American Quarterly
- Discipline: American studies
- Language: English
- Edited by: Jason Ruiz

Publication details
- History: 1949–present
- Publisher: Johns Hopkins University Press for the American Studies Association (United States)
- Frequency: Quarterly

Standard abbreviations
- ISO 4: Am. Q.

Indexing
- ISSN: 0003-0678 (print) 1080-6490 (web)
- JSTOR: 00030678
- OCLC no.: 1480637

Links
- Journal homepage; Online access;

= American Quarterly =

US academic journal

American Quarterly is an academic journal and the official publication of the American Studies Association. The journal covers topics of both domestic and international concern in the United States and is considered a leading resource in the field of American studies. The current editor-in-chief is Jason Ruiz (University of Notre Dame). The journal is published quarterly by the Johns Hopkins University Press.

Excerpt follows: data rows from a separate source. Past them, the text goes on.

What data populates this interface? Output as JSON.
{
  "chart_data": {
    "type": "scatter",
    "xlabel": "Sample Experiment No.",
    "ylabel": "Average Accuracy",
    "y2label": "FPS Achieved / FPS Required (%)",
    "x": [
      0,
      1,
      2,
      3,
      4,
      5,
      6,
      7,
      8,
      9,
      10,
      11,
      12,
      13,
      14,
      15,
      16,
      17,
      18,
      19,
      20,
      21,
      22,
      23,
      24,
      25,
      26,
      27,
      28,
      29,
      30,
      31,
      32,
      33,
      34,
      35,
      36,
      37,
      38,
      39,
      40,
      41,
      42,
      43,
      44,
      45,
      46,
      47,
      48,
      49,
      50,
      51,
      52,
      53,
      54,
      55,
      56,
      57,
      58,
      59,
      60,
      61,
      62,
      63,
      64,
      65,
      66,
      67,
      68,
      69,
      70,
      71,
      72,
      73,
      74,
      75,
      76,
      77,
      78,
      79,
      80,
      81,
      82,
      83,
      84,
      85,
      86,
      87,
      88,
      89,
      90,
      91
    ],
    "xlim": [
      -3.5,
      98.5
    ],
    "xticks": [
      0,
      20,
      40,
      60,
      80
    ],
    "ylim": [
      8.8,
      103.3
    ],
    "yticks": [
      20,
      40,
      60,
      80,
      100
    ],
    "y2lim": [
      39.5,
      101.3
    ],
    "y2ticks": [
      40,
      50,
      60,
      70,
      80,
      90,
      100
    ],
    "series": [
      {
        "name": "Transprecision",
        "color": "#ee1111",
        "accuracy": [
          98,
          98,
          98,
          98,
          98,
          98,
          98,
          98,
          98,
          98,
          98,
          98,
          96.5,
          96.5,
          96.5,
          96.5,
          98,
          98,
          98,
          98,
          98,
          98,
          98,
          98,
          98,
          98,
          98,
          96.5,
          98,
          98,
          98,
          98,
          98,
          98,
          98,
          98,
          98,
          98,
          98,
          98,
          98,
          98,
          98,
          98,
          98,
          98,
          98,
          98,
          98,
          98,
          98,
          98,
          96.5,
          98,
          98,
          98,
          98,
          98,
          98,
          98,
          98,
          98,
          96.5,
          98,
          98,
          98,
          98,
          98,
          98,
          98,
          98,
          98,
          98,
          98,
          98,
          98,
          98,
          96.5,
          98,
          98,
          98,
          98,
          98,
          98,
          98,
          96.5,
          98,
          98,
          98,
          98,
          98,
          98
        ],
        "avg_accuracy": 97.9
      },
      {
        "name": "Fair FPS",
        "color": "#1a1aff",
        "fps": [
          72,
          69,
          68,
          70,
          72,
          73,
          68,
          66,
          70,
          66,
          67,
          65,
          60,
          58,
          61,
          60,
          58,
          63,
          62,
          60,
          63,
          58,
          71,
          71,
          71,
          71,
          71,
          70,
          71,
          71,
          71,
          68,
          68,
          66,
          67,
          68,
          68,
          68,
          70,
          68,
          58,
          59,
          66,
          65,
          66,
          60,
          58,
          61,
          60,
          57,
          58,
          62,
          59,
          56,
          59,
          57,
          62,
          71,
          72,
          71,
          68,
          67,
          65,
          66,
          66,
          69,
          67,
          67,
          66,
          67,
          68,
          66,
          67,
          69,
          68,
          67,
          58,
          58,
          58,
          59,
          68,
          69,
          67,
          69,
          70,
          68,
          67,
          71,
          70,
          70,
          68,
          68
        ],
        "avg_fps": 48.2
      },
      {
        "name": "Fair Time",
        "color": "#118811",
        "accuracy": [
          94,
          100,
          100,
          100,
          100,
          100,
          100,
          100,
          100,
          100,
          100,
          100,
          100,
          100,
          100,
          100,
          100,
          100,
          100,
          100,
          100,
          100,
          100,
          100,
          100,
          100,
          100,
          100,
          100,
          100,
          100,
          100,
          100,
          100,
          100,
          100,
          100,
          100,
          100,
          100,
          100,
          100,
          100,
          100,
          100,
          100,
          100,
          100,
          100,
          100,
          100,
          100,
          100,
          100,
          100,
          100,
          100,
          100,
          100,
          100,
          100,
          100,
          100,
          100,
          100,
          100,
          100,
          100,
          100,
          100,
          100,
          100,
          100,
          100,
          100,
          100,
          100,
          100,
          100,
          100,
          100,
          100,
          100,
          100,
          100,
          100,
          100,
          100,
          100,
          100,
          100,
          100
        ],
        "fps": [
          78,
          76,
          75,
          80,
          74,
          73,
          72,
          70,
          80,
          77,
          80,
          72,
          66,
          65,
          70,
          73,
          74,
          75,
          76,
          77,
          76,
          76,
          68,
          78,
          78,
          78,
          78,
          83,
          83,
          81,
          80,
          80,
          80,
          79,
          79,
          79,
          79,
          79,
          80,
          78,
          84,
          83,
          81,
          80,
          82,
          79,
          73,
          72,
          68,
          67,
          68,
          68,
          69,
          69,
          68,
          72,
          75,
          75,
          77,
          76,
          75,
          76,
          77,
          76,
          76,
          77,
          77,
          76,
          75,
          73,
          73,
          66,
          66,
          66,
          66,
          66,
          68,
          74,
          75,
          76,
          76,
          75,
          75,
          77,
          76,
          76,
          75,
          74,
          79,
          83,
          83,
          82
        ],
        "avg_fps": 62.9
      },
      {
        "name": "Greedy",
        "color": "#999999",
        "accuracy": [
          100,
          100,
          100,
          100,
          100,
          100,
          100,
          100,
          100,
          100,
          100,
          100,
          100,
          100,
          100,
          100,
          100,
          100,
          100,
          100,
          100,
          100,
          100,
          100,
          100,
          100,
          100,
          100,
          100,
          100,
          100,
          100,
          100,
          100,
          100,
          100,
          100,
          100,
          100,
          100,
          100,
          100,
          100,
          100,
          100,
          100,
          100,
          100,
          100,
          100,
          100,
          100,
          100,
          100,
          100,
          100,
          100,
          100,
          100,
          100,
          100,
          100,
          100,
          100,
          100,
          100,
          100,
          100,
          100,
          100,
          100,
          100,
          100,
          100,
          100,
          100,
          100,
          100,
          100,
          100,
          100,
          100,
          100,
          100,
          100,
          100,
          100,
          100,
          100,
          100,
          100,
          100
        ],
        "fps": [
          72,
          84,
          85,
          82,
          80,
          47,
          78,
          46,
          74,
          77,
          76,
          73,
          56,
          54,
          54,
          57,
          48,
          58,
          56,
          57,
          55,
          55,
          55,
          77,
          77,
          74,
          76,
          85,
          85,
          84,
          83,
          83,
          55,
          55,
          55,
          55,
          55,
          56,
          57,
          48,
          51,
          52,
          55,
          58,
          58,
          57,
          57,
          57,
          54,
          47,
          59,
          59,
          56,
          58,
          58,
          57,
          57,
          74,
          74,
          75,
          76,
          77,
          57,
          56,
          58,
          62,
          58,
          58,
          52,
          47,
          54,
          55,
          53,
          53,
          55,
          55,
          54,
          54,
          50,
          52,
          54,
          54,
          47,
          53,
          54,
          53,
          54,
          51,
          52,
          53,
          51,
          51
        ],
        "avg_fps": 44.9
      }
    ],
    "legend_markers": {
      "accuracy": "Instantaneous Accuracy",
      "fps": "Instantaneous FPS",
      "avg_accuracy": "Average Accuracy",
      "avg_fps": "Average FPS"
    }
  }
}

It has been promoting digital research and teaching.

== Controversy ==
A 2026 report by the Progressive Policy Institute called the journal's scholarship "unrelentingly negative", stating that 80 percent of articles between 2022 and 2024 were critical of the United States, while the remaining papers were neutral. In response, editor Jason Ruiz said that the journal's mission was not "national boosterism."